Rot und Blau
Rot und Blau
Karlheinz Oplustil, epd Film, Nr. 1, 02.01.2004
"Rot und blau" gestreift war der Pullover des Jungen, der Barbara als Kind geholfen hat, als sie von einem Baum gefallen war. Diesen Jungen hat sie Jahrzehnte nicht gesehen, aber nie vergessen. Rote und blaue Blumen bringt die sanft selbstbewusste Ilke (Serpil Turhan) mit, als sie Barbara (Hannelore Elsner) und ihre Familie kurz vor deren 50. Geburtstag besucht. Sie weiß, dass es Barbaras Lieblingsfarben sind, weil sie Barbaras nun erwachsene Tochter ist. Aber beide hatten seit 20 Jahren keine Verbindung, Ilke war bei ihrem türkischen Vater geblieben, als dieser sich von Barbara trennte.

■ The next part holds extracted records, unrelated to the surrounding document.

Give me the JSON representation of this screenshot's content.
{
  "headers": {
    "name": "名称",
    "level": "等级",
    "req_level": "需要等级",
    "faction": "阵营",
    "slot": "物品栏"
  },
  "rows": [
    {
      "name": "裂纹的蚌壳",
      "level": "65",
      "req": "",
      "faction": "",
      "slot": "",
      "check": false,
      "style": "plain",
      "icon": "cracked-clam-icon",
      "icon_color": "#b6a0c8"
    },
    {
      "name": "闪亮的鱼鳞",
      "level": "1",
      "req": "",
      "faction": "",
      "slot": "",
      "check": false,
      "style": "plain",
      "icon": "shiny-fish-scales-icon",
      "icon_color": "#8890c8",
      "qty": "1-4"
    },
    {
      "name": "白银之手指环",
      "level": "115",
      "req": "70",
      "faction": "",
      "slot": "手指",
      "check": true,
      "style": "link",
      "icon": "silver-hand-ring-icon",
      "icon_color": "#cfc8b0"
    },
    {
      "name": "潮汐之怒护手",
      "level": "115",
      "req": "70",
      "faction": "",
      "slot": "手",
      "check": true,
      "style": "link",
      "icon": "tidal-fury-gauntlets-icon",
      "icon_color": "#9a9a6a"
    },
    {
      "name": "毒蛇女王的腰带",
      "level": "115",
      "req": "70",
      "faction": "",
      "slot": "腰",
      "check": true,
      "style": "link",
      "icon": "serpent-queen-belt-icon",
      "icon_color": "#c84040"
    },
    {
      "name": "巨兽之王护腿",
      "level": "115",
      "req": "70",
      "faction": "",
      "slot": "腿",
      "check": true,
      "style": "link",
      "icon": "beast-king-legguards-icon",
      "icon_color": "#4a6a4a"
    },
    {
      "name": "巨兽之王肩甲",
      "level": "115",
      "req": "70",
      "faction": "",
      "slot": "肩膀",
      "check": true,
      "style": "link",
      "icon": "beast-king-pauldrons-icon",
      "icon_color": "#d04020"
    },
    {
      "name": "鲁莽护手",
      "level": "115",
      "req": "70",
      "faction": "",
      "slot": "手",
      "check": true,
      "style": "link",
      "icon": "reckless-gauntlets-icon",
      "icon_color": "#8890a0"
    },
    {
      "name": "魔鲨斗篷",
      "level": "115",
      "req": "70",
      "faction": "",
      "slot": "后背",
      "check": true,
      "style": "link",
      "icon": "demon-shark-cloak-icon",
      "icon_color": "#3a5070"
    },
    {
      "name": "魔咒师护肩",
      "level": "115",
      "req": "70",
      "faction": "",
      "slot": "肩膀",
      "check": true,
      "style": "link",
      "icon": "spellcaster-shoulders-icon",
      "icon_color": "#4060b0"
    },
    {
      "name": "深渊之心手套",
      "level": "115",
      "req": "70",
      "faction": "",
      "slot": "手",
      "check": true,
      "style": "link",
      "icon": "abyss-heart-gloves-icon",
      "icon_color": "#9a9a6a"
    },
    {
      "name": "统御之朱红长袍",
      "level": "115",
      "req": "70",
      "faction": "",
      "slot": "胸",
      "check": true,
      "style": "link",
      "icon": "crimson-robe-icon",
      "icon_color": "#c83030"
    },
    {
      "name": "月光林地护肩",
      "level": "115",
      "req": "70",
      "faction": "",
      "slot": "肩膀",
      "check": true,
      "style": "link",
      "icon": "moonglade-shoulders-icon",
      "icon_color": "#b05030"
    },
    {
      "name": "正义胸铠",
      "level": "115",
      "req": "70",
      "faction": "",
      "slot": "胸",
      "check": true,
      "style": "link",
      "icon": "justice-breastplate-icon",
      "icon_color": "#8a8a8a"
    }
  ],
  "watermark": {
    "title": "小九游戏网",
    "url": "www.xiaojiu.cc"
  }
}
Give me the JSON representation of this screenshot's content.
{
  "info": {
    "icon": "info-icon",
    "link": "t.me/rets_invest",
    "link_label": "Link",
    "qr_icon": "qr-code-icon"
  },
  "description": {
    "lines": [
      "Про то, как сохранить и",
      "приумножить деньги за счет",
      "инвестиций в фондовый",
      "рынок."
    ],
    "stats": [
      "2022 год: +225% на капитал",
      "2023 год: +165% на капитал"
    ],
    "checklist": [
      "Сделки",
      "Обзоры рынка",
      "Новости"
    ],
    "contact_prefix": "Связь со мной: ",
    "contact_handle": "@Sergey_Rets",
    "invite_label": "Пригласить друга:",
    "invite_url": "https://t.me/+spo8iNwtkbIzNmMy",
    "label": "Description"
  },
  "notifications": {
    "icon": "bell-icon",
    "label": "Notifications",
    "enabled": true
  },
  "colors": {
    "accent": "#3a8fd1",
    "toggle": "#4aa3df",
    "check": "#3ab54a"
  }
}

Das ist der Ausgangspunkt von Rudolf Thomes neuem Film, der als erster Teil einer Trilogie den Untertitel "Zeitreisen: Die Vergangenheit" trägt. Der mögliche Realitätsgehalt dieser Grundkonstellation ist durchaus fraglich: Dass eine sozial kompetente Frau wie Barbara wirklich ihre Tochter für 20 Jahre vollständig aus den Augen verliert, fällt etwas schwer zu glauben. Aber es ist eine Qualität des Thome-Kinos, dass man solche Einwände schnell vergisst, wenn man sieht, wie einfühlsam und glaubhaft der Film die schwierige Begegnung von Mutter und Tochter darstellt. Bezeichnenderweise zeigt Thome das erste Treffen der beiden – auf einem Parklatz am Wannsee – in einer Totalen mit respektvollem Abstand. Dabei verstärkt gerade die Distanz die Aufmerksamkeit für die von Schuldgefühlen geprägte Nervosität der einen und die von unterdrücktem Groll begleitete Neugier der anderen.
Thomes Kino scheint immer etwas über dem Boden der Wirklichkeit zu schweben, trotzdem zeigt er seine Personen und ihr Verhalten ungemein konkret, aufmerksam und genau, und beiläufig entsteht ein Sittenbild unseres beginnenden 21. Jahrhunderts. Die Zeit, die er sich für die Beobachtung scheinbarer Nebensächlichkeiten nimmt, für Autofahrten, technische Spielereien und fürs Feuermachen, für Rotweintrinken, Begrüßungsrituale und familiäre Beschäftigungen, für Feste, Lieder und den Nachklang wichtiger Ereignisse, spricht auch von der großen Zuneigung, die er seinen Personen entgegenbringt.
Die Sequenz, wenn Ilke vor dem Treffen Barbara zum ersten Mal anruft, ist mit einfachen Mitteln ganz großes Kino. Die Dramatik dieser Situation löst sich mit Charme auf im Eingreifen des neben Ilke sitzenden Detektivs Samuel (Hanns Zischler), wenn dieser ihr souffliert, wo genau sie sich treffen könnten. Wobei wir dann noch wenig später erfahren, dass eben dieser Samuel Barbaras Jugendfreund mit dem rotblauen Pullover ist ...
Vielleicht hat Rudolf Thome mit diesem Film ein neues Genre entdeckt: die Melo-Komödie. Wenn Barbara mit Pathos "die Vergangenheit" verbrennen will, heißt es trocken: "Das wird aber kompliziert." Nicht dass es an großen Gefühlen fehlen würde, aber sie werden so behutsam behandelt, dass ihnen jede Schwere fehlt. "Vielleicht ist das die Strafe Gottes, weil du dich nicht um mich gekümmert hast", bemerkt Ilke, als Barbara bei ihrem Treffen stolpert und sich den Fuß umknickt. Was sie ausspricht, ist ein übergroßes Wort für einen banalen Unfall, aber ganz abwegig ist es nicht.